Wenn man das so refe­riert, dann hört es sich aber gar nicht mehr so schreck­lich an, son­dern eher selbst­ver­ständ­lich. Nun könn­te es auch zu Ver­stim­mun­gen füh­ren, die ger­ne für nicht links der Mit­te ste­hen­de Deut­sche gebrauch­ten Voka­beln „Nazi“, „rechts­extrem“, „rechts­ra­di­kal“ über den Atlan­tik zu schleu­dern, zumal man sich da ohne die Mühe der Recher­che nicht sicher sein kann, damit nicht auch noch einen Juden oder einen Schwar­zen zu erwi­schen.

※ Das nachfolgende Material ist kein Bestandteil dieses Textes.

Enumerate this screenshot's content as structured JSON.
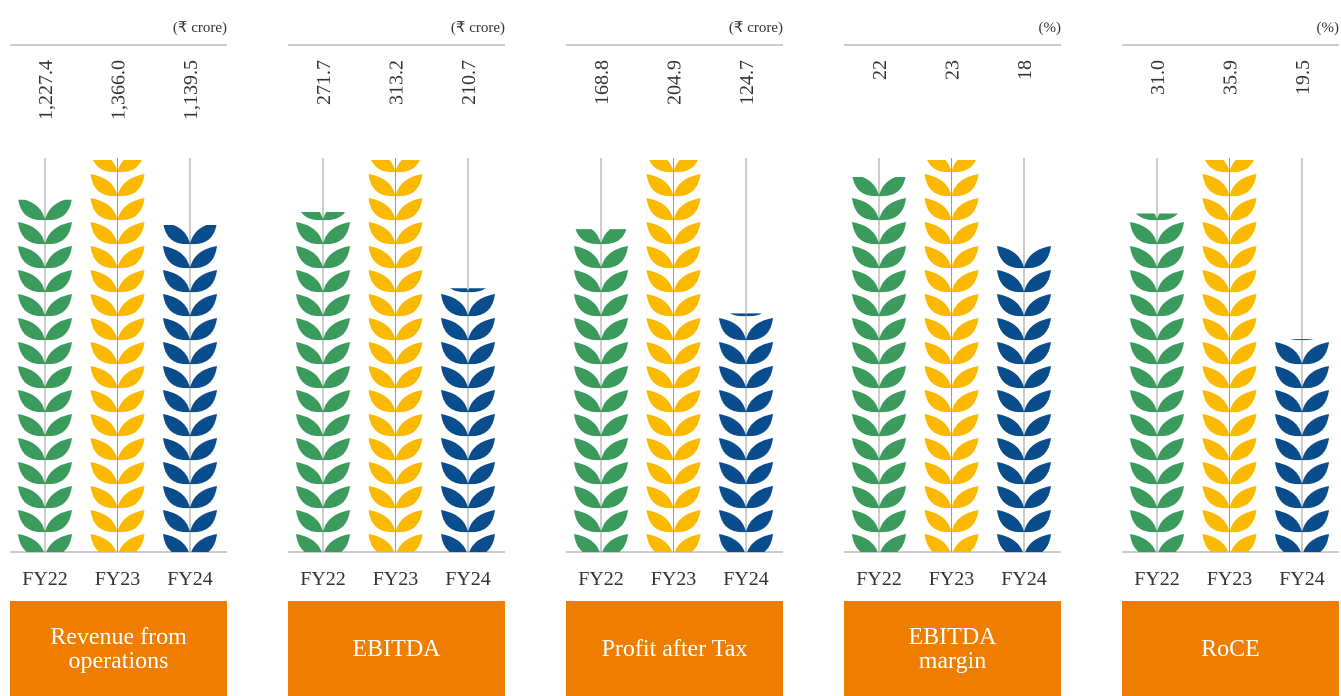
{
  "chart_data": [
    {
      "type": "pictogram-bar",
      "title": "Revenue from operations",
      "unit": "(₹ crore)",
      "categories": [
        "FY22",
        "FY23",
        "FY24"
      ],
      "values": [
        1227.4,
        1366.0,
        1139.5
      ],
      "value_labels": [
        "1,227.4",
        "1,366.0",
        "1,139.5"
      ],
      "colors": [
        "#3a9b5c",
        "#fbb900",
        "#0a4d8c"
      ]
    },
    {
      "type": "pictogram-bar",
      "title": "EBITDA",
      "unit": "(₹ crore)",
      "categories": [
        "FY22",
        "FY23",
        "FY24"
      ],
      "values": [
        271.7,
        313.2,
        210.7
      ],
      "colors": [
        "#3a9b5c",
        "#fbb900",
        "#0a4d8c"
      ]
    },
    {
      "type": "pictogram-bar",
      "title": "Profit after Tax",
      "unit": "(₹ crore)",
      "categories": [
        "FY22",
        "FY23",
        "FY24"
      ],
      "values": [
        168.8,
        204.9,
        124.7
      ],
      "colors": [
        "#3a9b5c",
        "#fbb900",
        "#0a4d8c"
      ]
    },
    {
      "type": "pictogram-bar",
      "title": "EBITDA margin",
      "unit": "(%)",
      "categories": [
        "FY22",
        "FY23",
        "FY24"
      ],
      "values": [
        22,
        23,
        18
      ],
      "colors": [
        "#3a9b5c",
        "#fbb900",
        "#0a4d8c"
      ]
    },
    {
      "type": "pictogram-bar",
      "title": "RoCE",
      "unit": "(%)",
      "categories": [
        "FY22",
        "FY23",
        "FY24"
      ],
      "values": [
        31.0,
        35.9,
        19.5
      ],
      "value_labels": [
        "31.0",
        "35.9",
        "19.5"
      ],
      "colors": [
        "#3a9b5c",
        "#fbb900",
        "#0a4d8c"
      ]
    }
  ]
}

Der Rich­ter am Obers­ten Gerichts­hof Cla­rence Tho­mas wäre ein Bei­spiel für letz­te­res Szenario.

Also bemüht man halt sicher­heits­hal­ber die offen­bar aus­schließ­lich für Ame­ri­ka­ner ver­wen­de­te Voka­bel „erz­kon­ser­va­tiv“, die im Grun­de wohl das Glei­che aus­drü­cken soll wie die im inner­deut­schen Ver­kehr gewor­fe­nen Ver­bal­ge­schos­se, näm­lich von oben her­ab zele­brier­te Ver­ach­tung ohne auch nur den Ver­such der inhalt­li­chen Auseinandersetzung.